Of all the north eastern states, Manipur must rank as the most problematic. This story is not just about insurgency and the complex maze of conflicting interests it has created, but also very much about a singular lack of leadership commitment to steer the state out of the troubled waters it is trapped so miserably in, although it is common knowledge that if allowed to remain in this condition for long, the entire ship may sink. There are those who believe in their false sense of complacency that this ship is unsinkable. They better climb down from their ego and remember the words of the onboard engineer in the Titanic, a ship once thought unsinkable, after it hit the iceberg on that cold fateful midnight of April 15, 1912 and suffered a deep gash in its steel hull. To the confident retorts from many of the crew that she cannot sink, in cold, scientific certainty, he simply said: “She is made of iron. She will sink.” We are not interested in making any self-fulfilling prophecy of doom, but we are definitely interested in urging one and all to be wary that catastrophe is not an impossibility for any individual or community, not the least Manipur. Manipur is a dangerously rocking ship in a tempestuous sea as of today, and nobody is willing to do anything to rescue it. As a matter of fact, those who are rocking it (which is almost everybody), are continuing to do so, unmindful of the danger they are putting everybody, including themselves in. This is so because the immediate returns for being unmindful of this danger is too addictive – corruption lucre. Every act of official corruption, adds to the residue of ill will against the establishment, and this residue is at a critical point today. The new BJP government has made a pledge that it would fight corruption but it is unwilling to set up the instruments needed for the onerous task, other than introduce pet projects which can at best make mountains out of isolated official misdeeds while ignoring the mountains of corruption edifices as molehills unworthy of attention. We do agree however that all of what are the talks of the town are not necessarily true, but it is also equally true that all of the talks of the town cannot be fiction either.

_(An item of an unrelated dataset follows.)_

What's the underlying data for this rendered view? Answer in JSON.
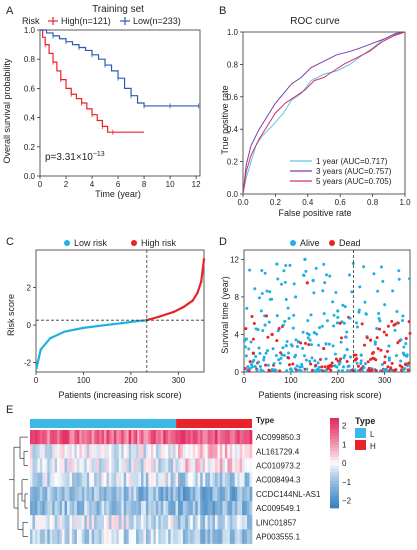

While an organized looting of the state exchequer by those who wield the levers of state power is the most obvious form of corruption, it is not all. Corruption today has become a state of mind whereby everybody is on the lookout for ways to enhance private benefits from public projects. Indeed, practically everybody is guilty. The most immediate example would be the manner in which our government schools and colleges have been allowed to decay in all the years because their custodians abdicated their responsibilities with impunity. It is even more frightening that the present custodians of these institutions still continue not to be bothered. No points for guessing that these are onerous responsibilities too, for these are the veritable foundries of the future. Their success or failure will determine the very survival chances of the society as a whole. Imagine what the future would be like if for the next few generations, these institutions continue to produce young job seekers not fit for the new world order. The disparity between those fortunate enough to have afforded private schools and colleges and those who had no means to avail these will have widened beyond bridging too. The magnitude of unemployment, the scale of unproductive activities young people are trapped in, the exodus of job seekers away from the state etc, would also be nothing less than frightening. Manipur then may become the home of only the few who have managed a government job sustained on Central grants. Since these jobs are not earned through sweat and enterprise, the parasitic dependence on Central grants would also only have been perpetuated further. Besides these few, the other denizens left to keep the state populated would probably be geriatrics, well pass their primes and beyond employability. Indeed, the grim picture ahead is probably the prospect an unprecedented implosion. That is, if nobody makes the move to make things improve fast.
This is the challenge before all today and everybody must be willing to take it on not out of any feigned sense of consideration of anybody else, but for their own sake. For like the Titanic, if this boat sinks, all of us will sink with it without fail. While everybody must thus realise that sacrificing opportunistic selfishness in the long run amounts to “enlightened self-interest”, those in power must take it upon themselves to eradicate official corruption – the worshipers of unearned money, as well as those government servants who forget that the justification for their jobs is the services they provide to the people. The latter project must begin with an urgent effort to straighten out our government schools and colleges to make them perform. If this can be dealt with velvet gloves on, nothing can be better, but if it becomes necessary to remove the gloves to deliver bare knuckle blows, so be it. We cannot allow our future, our only future, to vanish for the want of such measures. One cue is, as of today students flock to only a few government schools and colleges and abandon the rest. The government can begin by asking why this is so, and then come up with the answer to take corrective steps for a start.